El leopardo vuelve a ocupar un lugar protagonista tanto en la moda femenina como en la masculina, y Rihanna demuestra cómo llevarlo de forma elegante y seductora, sin caer en lo excesivo.
Un look en el que nada es casual
Para la sesión, Rihanna llevó el cabello suelto, apostando por un volumen natural y un acabado ligeramente desenfadado. El maquillaje se realizó con la técnica de los smoky eyes, un clásico que aporta profundidad e intensidad a la mirada.
Todo el estilismo transmite una misma idea: la sensualidad no necesita excesos cuando está respaldada por carisma y confianza en una misma.
Savage X Fenty vende mucho más que lencería
El éxito de la marca de Rihanna no se basa únicamente en el diseño. Su filosofía gira en torno a la diversidad y a la confianza en el propio cuerpo.
En las campañas de Savage X Fenty aparecen modelos de diferentes edades, tallas y estilos. Y Rihanna sigue siendo el rostro principal de la firma, demostrando que la feminidad no tiene un único estándar de belleza.

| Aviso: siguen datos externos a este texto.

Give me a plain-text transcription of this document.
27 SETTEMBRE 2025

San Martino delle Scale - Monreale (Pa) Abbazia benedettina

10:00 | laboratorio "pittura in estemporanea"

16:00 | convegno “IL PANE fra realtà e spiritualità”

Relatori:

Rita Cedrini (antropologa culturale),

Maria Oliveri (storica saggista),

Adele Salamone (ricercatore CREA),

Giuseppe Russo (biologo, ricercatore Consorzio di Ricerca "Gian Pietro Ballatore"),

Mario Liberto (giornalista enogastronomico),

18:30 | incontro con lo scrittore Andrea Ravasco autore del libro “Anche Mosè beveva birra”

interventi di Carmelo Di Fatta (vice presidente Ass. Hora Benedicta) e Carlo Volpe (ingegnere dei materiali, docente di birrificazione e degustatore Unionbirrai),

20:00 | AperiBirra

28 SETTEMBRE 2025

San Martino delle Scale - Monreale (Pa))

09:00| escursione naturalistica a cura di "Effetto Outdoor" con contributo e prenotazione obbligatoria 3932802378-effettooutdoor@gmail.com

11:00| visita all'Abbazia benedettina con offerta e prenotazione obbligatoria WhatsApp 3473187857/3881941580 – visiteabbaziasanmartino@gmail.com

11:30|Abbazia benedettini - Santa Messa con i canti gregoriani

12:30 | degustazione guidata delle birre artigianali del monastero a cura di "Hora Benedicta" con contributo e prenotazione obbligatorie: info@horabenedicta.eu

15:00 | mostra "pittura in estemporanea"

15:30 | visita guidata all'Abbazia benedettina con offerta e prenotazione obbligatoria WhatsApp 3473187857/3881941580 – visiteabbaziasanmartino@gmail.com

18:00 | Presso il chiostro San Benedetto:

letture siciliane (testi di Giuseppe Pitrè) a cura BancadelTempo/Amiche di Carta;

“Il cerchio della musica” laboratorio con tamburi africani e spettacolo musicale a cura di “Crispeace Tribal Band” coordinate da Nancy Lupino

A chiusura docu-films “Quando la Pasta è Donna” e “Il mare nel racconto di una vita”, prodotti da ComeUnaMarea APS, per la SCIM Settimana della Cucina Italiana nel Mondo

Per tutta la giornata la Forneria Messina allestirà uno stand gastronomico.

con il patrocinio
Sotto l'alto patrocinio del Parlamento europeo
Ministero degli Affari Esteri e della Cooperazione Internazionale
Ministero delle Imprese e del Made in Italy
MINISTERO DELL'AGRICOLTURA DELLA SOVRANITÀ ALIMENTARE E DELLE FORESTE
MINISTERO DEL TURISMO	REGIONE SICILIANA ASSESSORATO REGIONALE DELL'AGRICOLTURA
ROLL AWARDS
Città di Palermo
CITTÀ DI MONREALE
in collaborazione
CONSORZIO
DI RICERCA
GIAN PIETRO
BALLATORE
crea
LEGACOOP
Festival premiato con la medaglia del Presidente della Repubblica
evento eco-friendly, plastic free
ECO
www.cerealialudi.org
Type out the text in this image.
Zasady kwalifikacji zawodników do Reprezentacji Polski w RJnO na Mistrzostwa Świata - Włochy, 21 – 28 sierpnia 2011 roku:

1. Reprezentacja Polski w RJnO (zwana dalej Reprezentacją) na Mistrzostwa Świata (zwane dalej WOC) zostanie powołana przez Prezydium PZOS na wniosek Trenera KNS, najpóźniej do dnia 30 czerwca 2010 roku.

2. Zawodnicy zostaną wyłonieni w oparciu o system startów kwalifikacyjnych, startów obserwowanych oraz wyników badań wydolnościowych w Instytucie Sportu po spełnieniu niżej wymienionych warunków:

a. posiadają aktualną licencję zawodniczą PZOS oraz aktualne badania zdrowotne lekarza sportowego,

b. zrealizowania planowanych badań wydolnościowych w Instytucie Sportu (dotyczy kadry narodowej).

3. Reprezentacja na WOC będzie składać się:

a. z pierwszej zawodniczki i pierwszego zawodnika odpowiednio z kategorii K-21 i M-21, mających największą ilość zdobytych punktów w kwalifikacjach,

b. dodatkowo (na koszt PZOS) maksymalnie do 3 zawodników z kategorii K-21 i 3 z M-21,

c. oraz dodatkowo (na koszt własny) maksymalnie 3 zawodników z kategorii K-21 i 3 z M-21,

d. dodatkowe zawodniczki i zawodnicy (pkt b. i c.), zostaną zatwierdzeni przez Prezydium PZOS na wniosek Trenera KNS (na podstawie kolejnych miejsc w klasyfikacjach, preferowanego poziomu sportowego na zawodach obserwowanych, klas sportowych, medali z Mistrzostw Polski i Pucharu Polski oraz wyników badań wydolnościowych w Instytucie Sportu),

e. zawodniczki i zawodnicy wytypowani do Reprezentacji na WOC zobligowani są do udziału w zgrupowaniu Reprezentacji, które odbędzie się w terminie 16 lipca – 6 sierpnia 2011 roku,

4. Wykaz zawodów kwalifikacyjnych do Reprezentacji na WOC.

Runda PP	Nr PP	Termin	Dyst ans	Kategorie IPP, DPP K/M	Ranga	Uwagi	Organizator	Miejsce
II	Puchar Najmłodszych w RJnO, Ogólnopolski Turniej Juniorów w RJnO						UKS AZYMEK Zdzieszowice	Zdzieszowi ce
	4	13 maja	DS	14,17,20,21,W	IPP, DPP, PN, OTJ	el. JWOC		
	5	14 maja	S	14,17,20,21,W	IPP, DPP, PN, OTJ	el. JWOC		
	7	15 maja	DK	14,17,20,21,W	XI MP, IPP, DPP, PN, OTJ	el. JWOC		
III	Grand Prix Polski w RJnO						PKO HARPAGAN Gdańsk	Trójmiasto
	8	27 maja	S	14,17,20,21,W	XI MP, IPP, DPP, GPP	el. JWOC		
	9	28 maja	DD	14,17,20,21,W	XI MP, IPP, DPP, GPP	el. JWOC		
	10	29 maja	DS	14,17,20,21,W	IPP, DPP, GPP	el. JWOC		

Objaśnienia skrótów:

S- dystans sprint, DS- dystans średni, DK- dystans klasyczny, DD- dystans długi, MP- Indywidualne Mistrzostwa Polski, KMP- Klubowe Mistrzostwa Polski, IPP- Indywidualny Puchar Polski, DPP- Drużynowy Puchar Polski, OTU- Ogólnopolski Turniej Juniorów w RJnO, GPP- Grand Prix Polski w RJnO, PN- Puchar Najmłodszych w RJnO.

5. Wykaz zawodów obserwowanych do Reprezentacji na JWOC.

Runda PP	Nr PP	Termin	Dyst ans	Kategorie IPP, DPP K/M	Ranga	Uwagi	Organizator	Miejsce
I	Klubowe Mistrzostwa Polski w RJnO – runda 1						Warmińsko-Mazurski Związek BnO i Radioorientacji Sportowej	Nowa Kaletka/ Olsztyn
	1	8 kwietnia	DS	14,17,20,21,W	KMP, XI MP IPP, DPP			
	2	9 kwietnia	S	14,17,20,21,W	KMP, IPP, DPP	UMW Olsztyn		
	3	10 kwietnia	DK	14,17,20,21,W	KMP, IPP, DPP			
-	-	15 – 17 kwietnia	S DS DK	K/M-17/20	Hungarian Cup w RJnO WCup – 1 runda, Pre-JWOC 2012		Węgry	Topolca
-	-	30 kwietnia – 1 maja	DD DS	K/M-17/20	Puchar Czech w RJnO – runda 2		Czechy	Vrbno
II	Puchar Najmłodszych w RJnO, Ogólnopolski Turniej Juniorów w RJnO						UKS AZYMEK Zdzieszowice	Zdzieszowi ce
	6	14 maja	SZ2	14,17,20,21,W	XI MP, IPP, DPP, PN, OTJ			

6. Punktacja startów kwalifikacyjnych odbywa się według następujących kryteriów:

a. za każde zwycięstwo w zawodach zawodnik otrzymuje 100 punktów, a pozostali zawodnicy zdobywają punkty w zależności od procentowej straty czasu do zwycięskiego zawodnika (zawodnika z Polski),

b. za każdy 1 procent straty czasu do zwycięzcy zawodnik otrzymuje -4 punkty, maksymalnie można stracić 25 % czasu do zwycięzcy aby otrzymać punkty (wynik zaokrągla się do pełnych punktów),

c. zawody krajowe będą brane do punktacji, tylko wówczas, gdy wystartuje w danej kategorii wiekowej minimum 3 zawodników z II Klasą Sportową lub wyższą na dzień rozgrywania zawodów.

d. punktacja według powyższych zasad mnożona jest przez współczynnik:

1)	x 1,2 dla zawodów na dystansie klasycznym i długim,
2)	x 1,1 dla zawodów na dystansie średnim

Una madre de tres hijos que no sigue las reglas de nadie
Después de convertirse en madre, Rihanna no intentó ocultar los cambios de su cuerpo ni regresar a toda costa a su figura de antes. Al contrario, convirtió esta nueva etapa de su vida en una parte esencial de su estilo.
Y eso es precisamente lo que muchos consideran su mayor superpoder: no se adapta a las tendencias, las crea.